F. D. : Nahibu souhaite développer des algorithmes permettant de prédire, à partir du screening du microbiote, les capacités physiques d’une personne lorsqu’elle fait de l’activité physique, sans passer forcément par une évaluation médicale. La question est donc de savoir comment les besoins énergétiques d’une personne au quotidien affectent sa flore intestinale. Pour cela, nous réalisons une étude clinique sur le rôle joué par le microbiote sur les capacités fonctionnelles, indépendamment de l’alimentation, en comparant des sportif·ve·s avec des personnes peu actives physiquement. Nous savons depuis très longtemps que les sportif·ve·s ont un microbiote différent, mais toute la question est de savoir si cette composition spécifique est due à une meilleure hygiène de vie, notamment alimentaire, ou à une adaptation du microbiote en vue d’extraire un maximum d’énergie du bol alimentaire. Notre hypothèse est que, pour une même quantité de nourriture, les sportif·ve·s de haut niveau sont capables d’obtenir beaucoup plus d’énergie, grâce à une flore intestinale adaptée.

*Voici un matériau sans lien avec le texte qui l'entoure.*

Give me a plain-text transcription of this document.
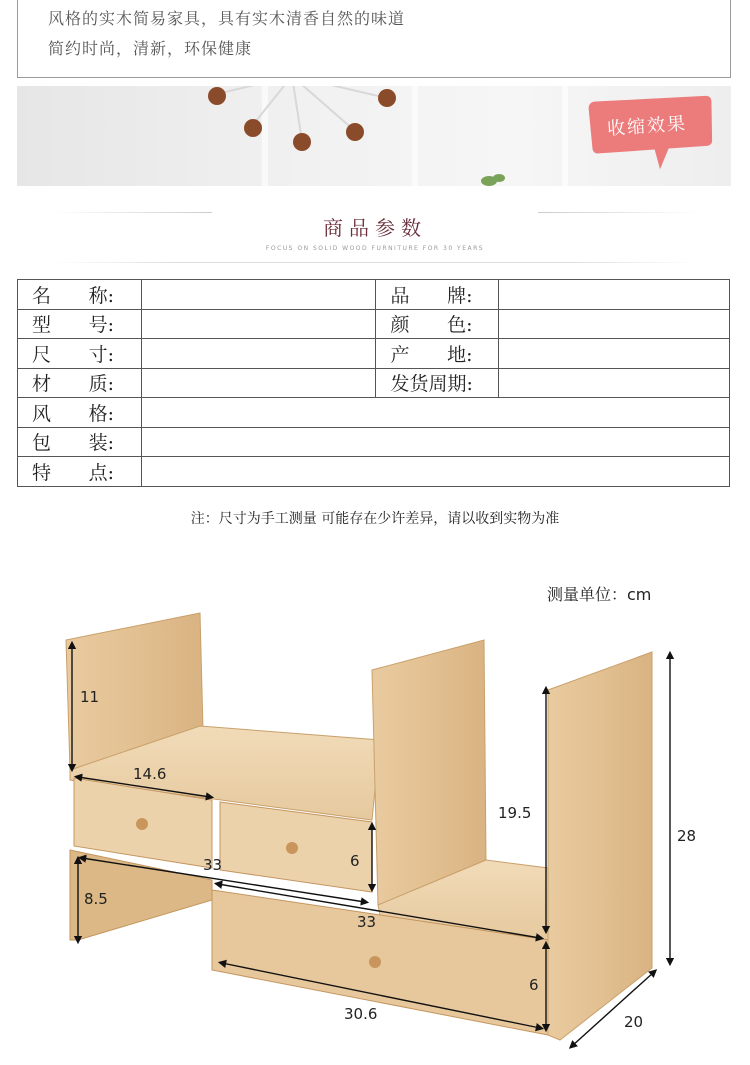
风格的实木简易家具，具有实木清香自然的味道
简约时尚，清新，环保健康
收缩效果
商品参数
FOCUS ON SOLID WOOD FURNITURE FOR 30 YEARS
名 称:		品 牌:	

型 号:		颜 色:	

尺 寸:		产 地:	

材 质:		发货周期:	

风 格:			

包 装:			

特 点:			

注：尺寸为手工测量 可能存在少许差异，请以收到实物为准
测量单位：cm
11
14.6
8.5
33	6
33
19.5
28
30.6
6
20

Comment se déroule l’étude et à quel stade en êtes-vous ?

F. D. : Le projet a débuté en janvier 2022 et s’inscrit dans le temps long. Nous sommes actuellement dans la première phase de l’étude clinique et du traitement des données. Un ingénieur de recherche (David Martin) et un étudiant de Master 2 (Mathis Bonneau) ont été recrutés pour cela grâce au soutien de la région Bretagne et de l’EUR Digisport. Pour étudier les sujets sportifs de haut niveau, nous travaillons avec l’équipe Sojasun Espoir, qui a un niveau national en cyclisme, et des joueurs de l’équipe de réserve du Stade rennais, des jeunes footballeurs professionnels ou aspirant à le devenir. Et nous recherchons en ce moment des sujets peu actifs mais ayant une alimentation équilibrée avec qui les comparer*. L’étude comporte trois visites au laboratoire M2S : la première permet de répondre à des questionnaires et de se voir remettre un kit Nahibu, la deuxième consiste en un test d’effort maximal sur un vélo pour recueillir des données métaboliques, et la troisième en un test d’effort de faible intensité à jeun. Si on compare le corps à une voiture, on peut dire que le premier test permet d’évaluer la puissance du moteur, et le second le type de carburant utilisé – glucides ou lipides. Les personnes volontaires repartent donc avec un bilan microbiote complet d’une valeur de 500-600 euros, et des conseils pour se (re)mettre au sport.

Dans la deuxième phase du projet, nous collaborerons avec l'Institut de recherche mathématique de Rennes (IRMAR) sur la partie modélisation et statistiques pour développer des outils algorithmiques de prédiction de l’état métabolique à partir de la composition du microbiote intestinal. Cette deuxième phase du projet débutera à l’automne dans le cadre d’un projet de thèse labellisée par l’EUR Digisport.